Letters to the Editor
Recruiting Residents Through a Summer Medical Student Program
Two recent publications describe the shrinking number of medical students who choose psychiatry (1) or, specifically, child psychiatry (2) as a career and review potential reasons for this decrease. I would like to describe a program that seems to interest students in the rewards of a career in psychiatry. This summer program is offered to students following their first or second year of medical school.
This program provides a paid, 8-week clinical experience. All students who apply for the 3 available positions are interviewed. Selection is based upon interest in a career in one of these specialties demonstrated by past successful involvement with children and adolescents, confirmed through reference checks.

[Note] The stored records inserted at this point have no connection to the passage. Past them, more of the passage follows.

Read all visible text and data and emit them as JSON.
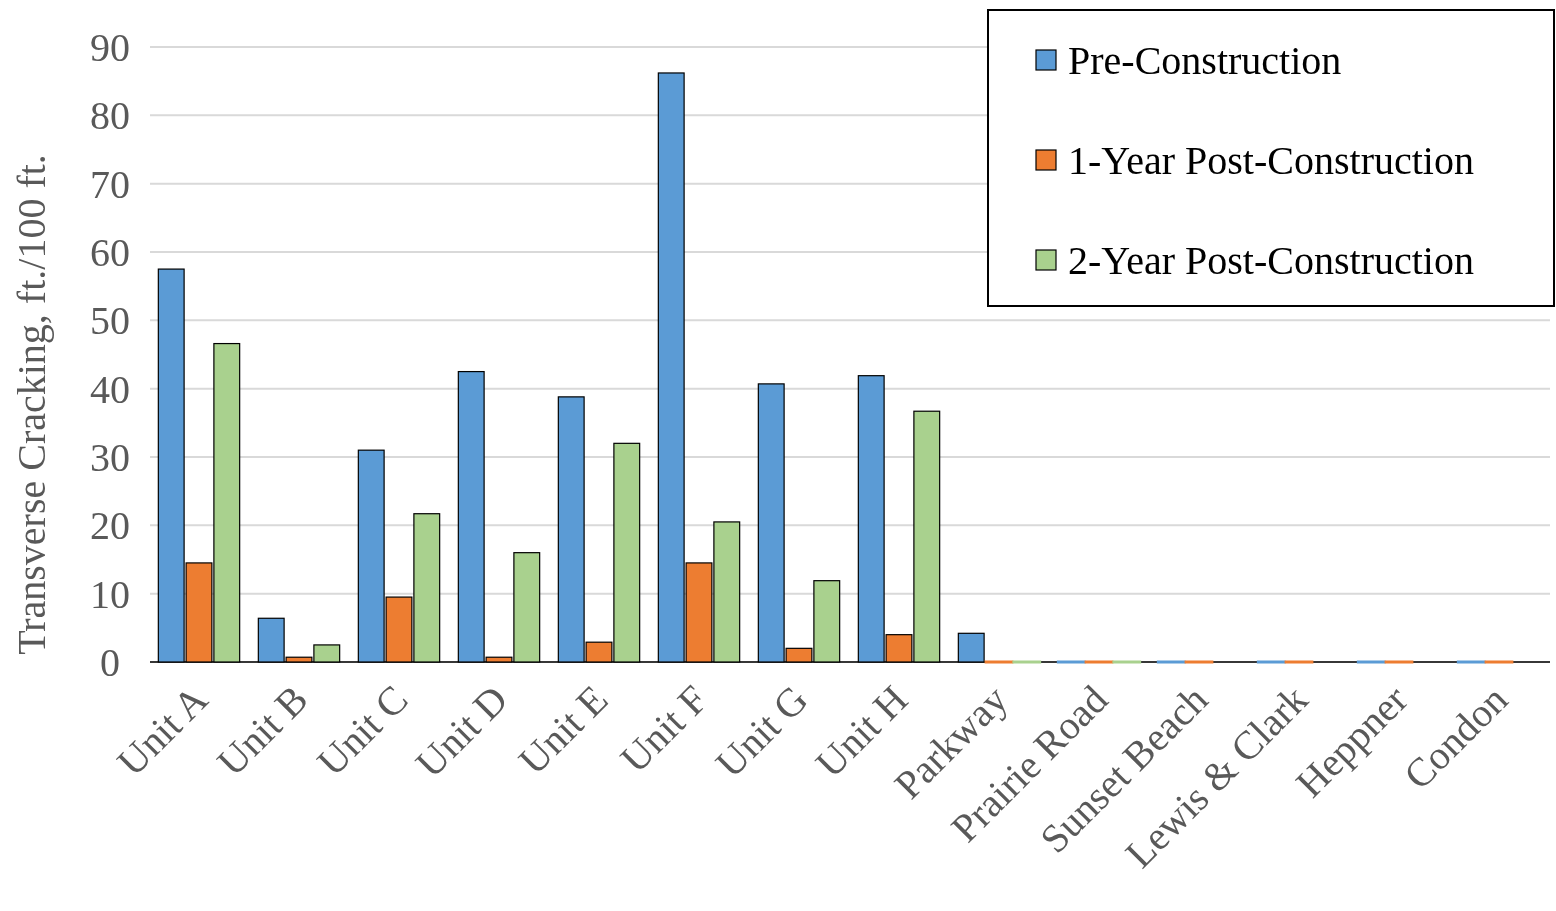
{
  "chart_data": {
    "type": "bar",
    "ylabel": "Transverse Cracking, ft./100 ft.",
    "categories": [
      "Unit A",
      "Unit B",
      "Unit C",
      "Unit D",
      "Unit E",
      "Unit F",
      "Unit G",
      "Unit H",
      "Parkway",
      "Prairie Road",
      "Sunset Beach",
      "Lewis & Clark",
      "Heppner",
      "Condon"
    ],
    "series": [
      {
        "name": "Pre-Construction",
        "color": "#5b9bd5",
        "values": [
          57.5,
          6.4,
          31,
          42.5,
          38.8,
          86.2,
          40.7,
          41.9,
          4.2,
          0,
          0,
          0,
          0,
          0
        ]
      },
      {
        "name": "1-Year Post-Construction",
        "color": "#ed7d31",
        "values": [
          14.5,
          0.7,
          9.5,
          0.7,
          2.9,
          14.5,
          2,
          4,
          0,
          0,
          0,
          0,
          0,
          0
        ]
      },
      {
        "name": "2-Year Post-Construction",
        "color": "#a9d18e",
        "values": [
          46.6,
          2.5,
          21.7,
          16,
          32,
          20.5,
          11.9,
          36.7,
          0,
          0,
          null,
          null,
          null,
          null
        ]
      }
    ],
    "ylim": [
      0,
      90
    ],
    "yticks": [
      0,
      10,
      20,
      30,
      40,
      50,
      60,
      70,
      80,
      90
    ],
    "grid": "y",
    "legend": "top right"
  }
}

There are 3 parts to the experience. First, students are given an extensive list of opportunities to learn about children with developmental disabilities or psychiatric disorders, or both, and also to learn about the various professionals in the multidisciplinary teams who work with these children. They are asked to take advantage of as many of these opportunities as possible and to keep a diary of their experience. In weekly meetings with the coordinator, the diaries are reviewed to ensure that students are engaged in a broad experience. The second requirement is a weekly case presentation. Students interview a child, review the file, and speak to other involved professionals. Over the course of the summer, students are expected to present 1 case from each residential clinical unit, so that by the end of the experience they have personally seen a range of problems. The final requirement is that students individually or collectively present a topic of interest at medical rounds or another suitable formal occasion. The students have an opportunity to write up a case under the direction of a medical geneticist and to do an original research project, medical peer assessment, or program evaluation project. This generally forms the basis of their presentation.
To date, of the participating students who have entered or submitted applications to enter postgraduate training (n = 10), 5 have enrolled in family medicine, and 5 have enrolled in psychiatry or pediatrics. (By contrast, when our program focused upon service delivery, there was no pattern to the summer students’ postgraduate training choice.) The students choosing family medicine are interested in rural practice and have indicated in interview that they will need more training in these areas than is available in the basic curriculum. We continue to follow up on the summer students who have not yet declared their postgraduate training choice.
1. Zikos E. Recruitment in psychiatry: “shrinking” interest? CPA Bulletin 2002;34(1):40–2.
2. Parker Z, Steele M, Junek W, Morin L, Davidson S, Fleisher W, and others. Child psychiatry in Canada: physician resources. Position statement of the Canadian Academy of Child Psychiatry, January 22, 2002.